156,000 SQFT Macy’s Department Store for Sale for $12.5MM in Carlsbad

By The Registry Staff

The San Diego retail market has seen healthy demand across the sector, with only a single submarket recording negative net absorption in the third quarter of 2023. Among this encouraging data, the 156,132 square foot retail asset has been offered for sale for $12.46 million, or approximately $80 per square foot. The building is currently home to the Macy’s department store located at 2559 El Camino Real in Carlsbad. 

Marketing efforts are led by CBRE’s team consisting of Arthur Flores, Jay Gomez, James Kaye and Kyle Kaye. The property is currently owned by an entity linked to MSC LLC, according to public records. 

The two-story class C building was originally constructed in 1979 and sits on a total of 1.71 acres of land. The latest renovation was completed in the year 2000. According to the marketing materials, the building currently has a cap rate of five percent and a net operating income of $622,875 per year. The property also offers 150 parking spaces for employees and customers.

The Macy’s department store building is part of The Shoppes at Carlsbad, one of the largest indoor malls in North San Diego County. The mall has a total of 1.1 million square feet of leasable space and is home to over 150 retailers. Macy’s, a long-standing tenant at this site since the mall’s inception, has recently exercised its third option lease period, which is set to conclude in October 2029, with two additional five-year options still available. Some of its immediate retail neighbors at the mall include JCPenney and Sears, as well as a separate Macy’s Men’s store.

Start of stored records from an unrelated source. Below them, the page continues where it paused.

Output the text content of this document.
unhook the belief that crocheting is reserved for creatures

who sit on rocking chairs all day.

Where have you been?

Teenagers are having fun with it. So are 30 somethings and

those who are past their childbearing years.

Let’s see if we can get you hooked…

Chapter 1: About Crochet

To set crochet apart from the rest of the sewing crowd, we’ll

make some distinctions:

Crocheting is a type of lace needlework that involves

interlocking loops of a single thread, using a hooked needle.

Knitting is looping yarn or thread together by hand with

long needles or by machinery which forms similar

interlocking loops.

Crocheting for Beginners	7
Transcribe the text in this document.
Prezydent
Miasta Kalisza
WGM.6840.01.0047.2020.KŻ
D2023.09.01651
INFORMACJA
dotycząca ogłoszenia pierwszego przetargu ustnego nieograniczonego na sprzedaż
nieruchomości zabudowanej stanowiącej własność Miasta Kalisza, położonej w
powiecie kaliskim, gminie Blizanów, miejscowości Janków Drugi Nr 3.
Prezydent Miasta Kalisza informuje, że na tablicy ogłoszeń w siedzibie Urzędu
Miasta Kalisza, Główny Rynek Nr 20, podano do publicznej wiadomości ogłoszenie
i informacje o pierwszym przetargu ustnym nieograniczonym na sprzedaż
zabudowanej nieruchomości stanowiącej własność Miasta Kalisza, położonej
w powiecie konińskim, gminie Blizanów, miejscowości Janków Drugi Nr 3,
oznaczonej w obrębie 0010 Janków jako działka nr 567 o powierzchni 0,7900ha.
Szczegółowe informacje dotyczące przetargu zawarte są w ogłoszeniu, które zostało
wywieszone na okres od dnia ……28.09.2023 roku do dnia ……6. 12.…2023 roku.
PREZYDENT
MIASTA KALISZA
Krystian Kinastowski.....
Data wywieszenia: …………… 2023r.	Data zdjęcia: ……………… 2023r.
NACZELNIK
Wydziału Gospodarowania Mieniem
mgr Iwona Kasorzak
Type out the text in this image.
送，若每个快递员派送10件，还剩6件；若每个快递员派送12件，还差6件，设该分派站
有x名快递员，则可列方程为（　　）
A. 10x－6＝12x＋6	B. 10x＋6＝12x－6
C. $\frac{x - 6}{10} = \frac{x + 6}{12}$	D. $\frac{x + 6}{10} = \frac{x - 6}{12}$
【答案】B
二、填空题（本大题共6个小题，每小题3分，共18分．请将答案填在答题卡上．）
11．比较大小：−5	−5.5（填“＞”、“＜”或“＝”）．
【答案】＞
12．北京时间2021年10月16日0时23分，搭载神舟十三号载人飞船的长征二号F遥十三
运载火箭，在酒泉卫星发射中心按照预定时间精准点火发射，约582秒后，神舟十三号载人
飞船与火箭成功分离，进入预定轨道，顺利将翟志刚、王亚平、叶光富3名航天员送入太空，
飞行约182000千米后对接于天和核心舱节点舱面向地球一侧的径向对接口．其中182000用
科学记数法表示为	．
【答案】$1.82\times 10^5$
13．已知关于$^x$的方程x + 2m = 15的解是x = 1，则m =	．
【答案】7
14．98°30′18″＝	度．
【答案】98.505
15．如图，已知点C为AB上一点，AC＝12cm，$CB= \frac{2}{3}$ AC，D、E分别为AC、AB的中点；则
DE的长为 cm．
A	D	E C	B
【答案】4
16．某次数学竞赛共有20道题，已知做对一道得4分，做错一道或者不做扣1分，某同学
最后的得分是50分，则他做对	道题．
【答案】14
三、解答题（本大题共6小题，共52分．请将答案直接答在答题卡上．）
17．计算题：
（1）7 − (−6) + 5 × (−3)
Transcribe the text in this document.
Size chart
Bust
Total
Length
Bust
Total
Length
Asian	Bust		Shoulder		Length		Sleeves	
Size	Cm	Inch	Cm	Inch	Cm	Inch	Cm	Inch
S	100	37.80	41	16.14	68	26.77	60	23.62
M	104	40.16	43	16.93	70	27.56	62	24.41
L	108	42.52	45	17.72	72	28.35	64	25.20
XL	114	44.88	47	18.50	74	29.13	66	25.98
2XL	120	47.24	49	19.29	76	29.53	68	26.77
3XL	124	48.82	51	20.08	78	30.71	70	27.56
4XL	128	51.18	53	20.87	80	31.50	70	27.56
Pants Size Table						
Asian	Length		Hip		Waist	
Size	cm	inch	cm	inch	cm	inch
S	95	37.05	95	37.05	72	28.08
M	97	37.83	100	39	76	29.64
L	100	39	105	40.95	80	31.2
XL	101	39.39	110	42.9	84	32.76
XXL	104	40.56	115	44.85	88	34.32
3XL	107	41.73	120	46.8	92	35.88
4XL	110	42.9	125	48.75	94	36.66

The property is located just off California State Route 78 and within easy reach of US Interstate Highway 5 and local public transportation links. 

As CBRE recently reported, vacancy rates in the San Diego retail sector were notably lower than the market’s 2017 to 2019 average, and prime locations in sought-after shopping centers were practically non-existent at the end of the third quarter of 2023. Total vacancy in the third quarter fell to 4.6 percent, a decrease of 30 basis points from the previous quarter, and the lowest reading since the second quarter of 2019.

The limited construction activity has played a significant role in maintaining high occupancy rates, and there are no signs of this trend abating in the near future. Over the past decade, the retail inventory has expanded by a mere two percent, with only one project in progress during the third quarter of 2023, adds the report. 

Although the macroeconomic outlook remains uncertain and could influence retailers’ short-term strategies, San Diego retains its coveted status within the retail market, and the prevailing indications strongly suggest that this trend will persist in the long term, concludes the CBRE report.